The announcement was made at gastronomy summit ‘Traditions in Motion’, co-hosted by the Basque Culinary Center and chef Yoshihiro Narisawa in Tokyo, Japan.
The chef's social commitment on Turkey-Siria border
The award was granted to the Turkish chef for her decades long work in Mardin on the Turkey-Syria border to facilitate social integration, biodiversity and social development. Promoting responsible and regenerative practices at all levels of the food system to promote biodiversity and reduce waste, Baybara Demir is an advocate for local grain types and works to market regional products.

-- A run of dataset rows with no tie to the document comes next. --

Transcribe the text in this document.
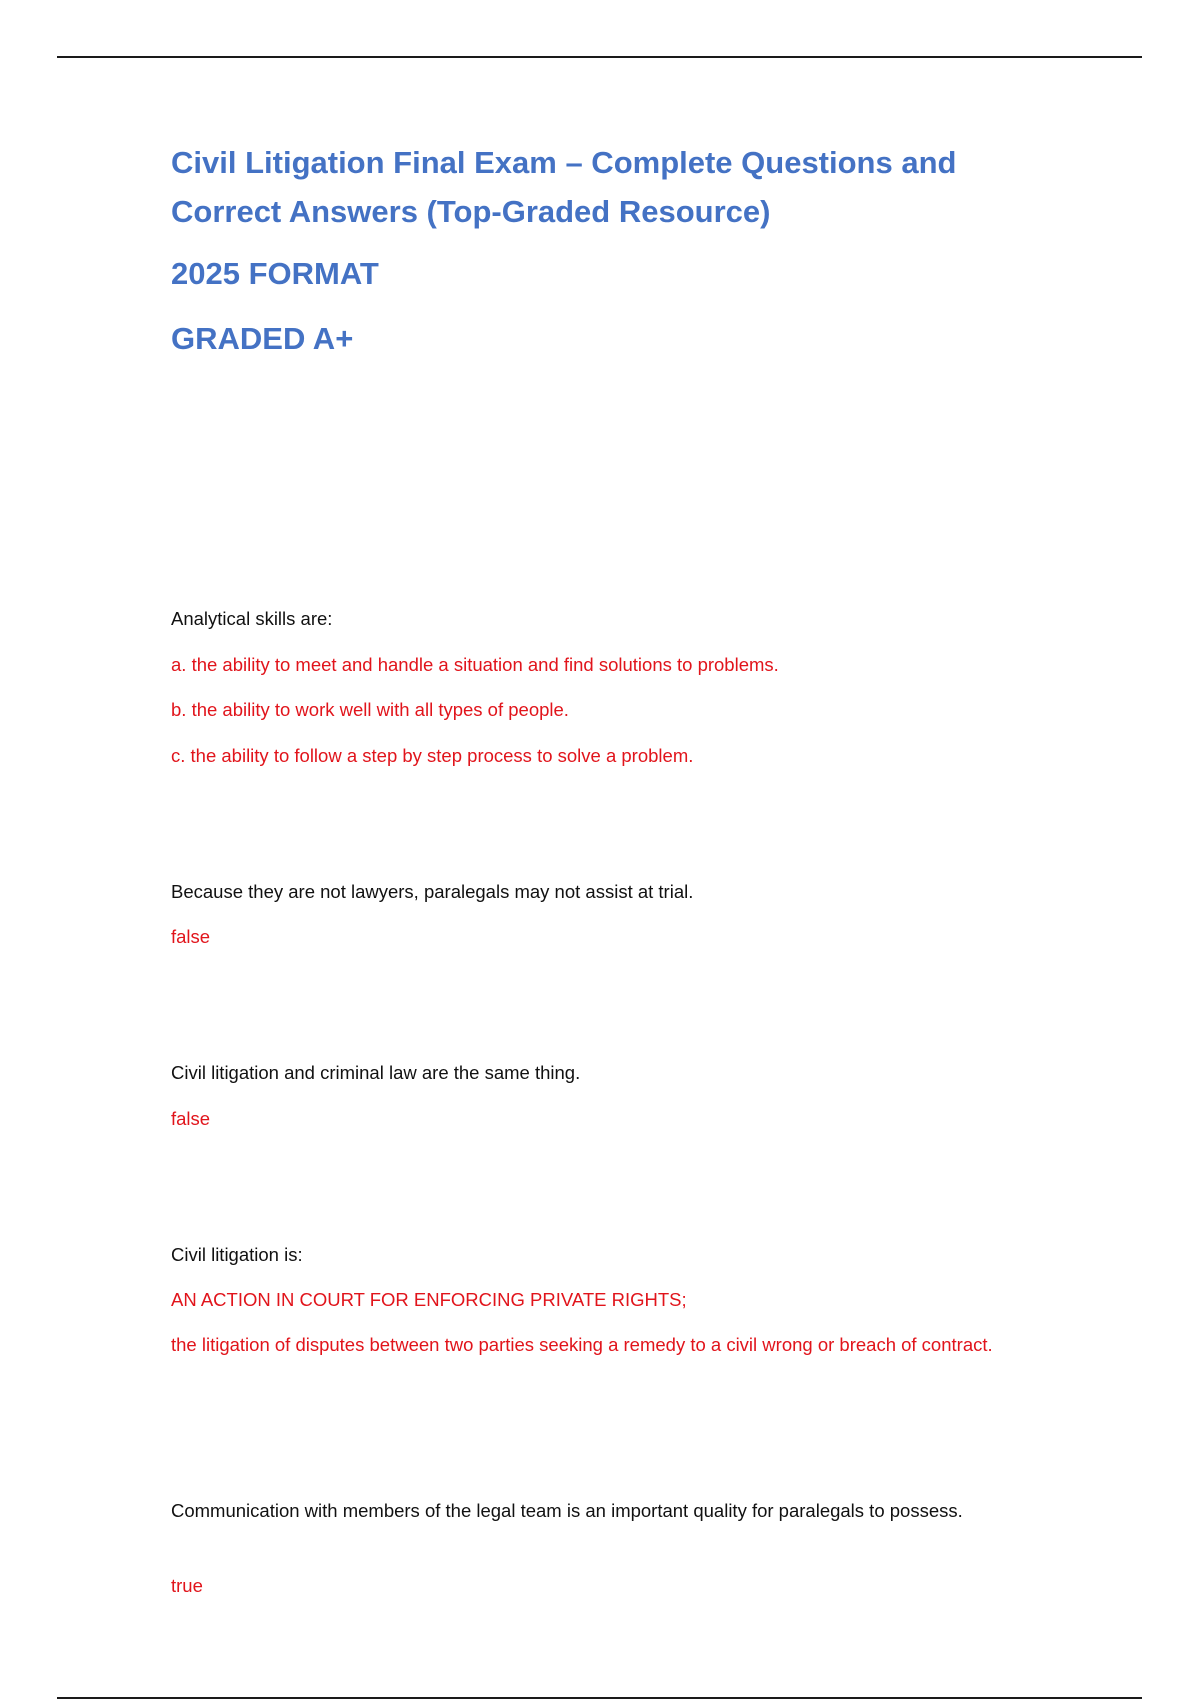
Civil Litigation Final Exam – Complete Questions and Correct Answers (Top-Graded Resource)
2025 FORMAT
GRADED A+

Analytical skills are:

a. the ability to meet and handle a situation and find solutions to problems.

b. the ability to work well with all types of people.

c. the ability to follow a step by step process to solve a problem.

Because they are not lawyers, paralegals may not assist at trial.

false

Civil litigation and criminal law are the same thing.

false

Civil litigation is:

AN ACTION IN COURT FOR ENFORCING PRIVATE RIGHTS;

the litigation of disputes between two parties seeking a remedy to a civil wrong or breach of contract.

Communication with members of the legal team is an important quality for paralegals to possess.

true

However, it is her tireless work to ease social integration on the border or Syria and Turkey, an area hit by the 2023 earthquakes that left over 50,000 dead and hundreds of thousands displaced, to nourish those in need and to use food as a means by which to bring people together. In the aftermath of the earthquakes, the chef provided thousands of hot meals through her Gönül Mutfaği network.
In her home city of Mardin, Baybara Demir sought to strengthen tourism infrastructure by encouraging women to turn their own kitchens into facilities to feed visiting tourists, empowering the female population and boosting the essential tourism economy. It is an example of how Baybara Demir operates, above all with a sense of compassion and humanitarian spirit, but also very astutely solving multiple problems through the use of food as a catalyst for social change.
Through her UNHCR project, the Harran Gastronomy School, Baybara Demir works to empower women and integrate Syrian refugees into Turkish society, providing employment opportunities.
Environmental activism is ever-present in her actions. She currently supports ‘From Soil to Plate’, promoting the use of local ancestral grains like sorgül, selling local products online and utilising waste fruit and vegetables from the Diyarbakır farmers’ market to make fertiliser.
“I am incredibly honoured and thankful to the Jury who deemed me worthy of the Basque Culinary World Prize, considered the Nobel of the gastronomy world,” said chef Baybara Demir. “This recognition emphasises the significant impact of food and cooking on people’s lives and societies. I learned this valuable lesson 25 years ago in Mardin, where a remarkable group of women believed in me. Ever since, my journey has been dedicated to initiatives that benefit individuals, the environment, and society, covering the entire food cycle from soil to plate and back again.”
The other entrepreneurs on the list
Chosen from a long list of inspiring food entrepreneurs and activists chef Baybara Demir was chosen of the recipient of the Basque Culinary World Prize 2023 by a jury chaired by chef Joan Roca (Spain) and made up of other renowned chefs such as Gastón Acrio (Peru), Michel Bras (France), Manu Buffara (Brazil), Dominique Crenn (France/USA), Trine Hahnemann (Denmark), Pia Leon (Peru), Narda Lepes (Argentina), Elena Reygadas (Mexico), Josh Niland (Australia), Yoshihiro Narisawa (Japan) and Thitid “Ton” Tassanakajohn (Thailand).
Other chefs were named in the list of Special Mentions for their outstanding work in food.
Nicole Pisani
British chef Nicole Pisani, an accomplished chef and cookbook author, is recognised for her work to end child food poverty through her #EndChildFoodPoverty campaign and her work to improve school canteen output in 80 schools across the UK, reaching 30,000 children daily.
Heidi Bjerkan
Norwegian culinary star Heidi Bjerkan is recognised for her commitment to realising sustainability in her restaurant business in a practical, demonstrable way. Her various efforts have shown the benefits of the circular economy within the food system in Norway and further afield.
Jock Zonfrillo
The Basque Culinary World Prize also remembered the Scottish chef Jock Zonfrillo, a recipient of the prize in 2018, who tragically passed away this year.
“We mourn the tragic loss of Jock Zonfrillo and are committed to carrying forward his profound legacy: encouraging chef to utilise their expertise and resources to protect and nurture communities," said Joxe Mari Aizega, General Director of the Basque Culinary Center. We will continue to highlight the transformative power of chefs worldwide whose innovative mindset extends beyond the kitchen, fostering significant and positive transformations within their communities.”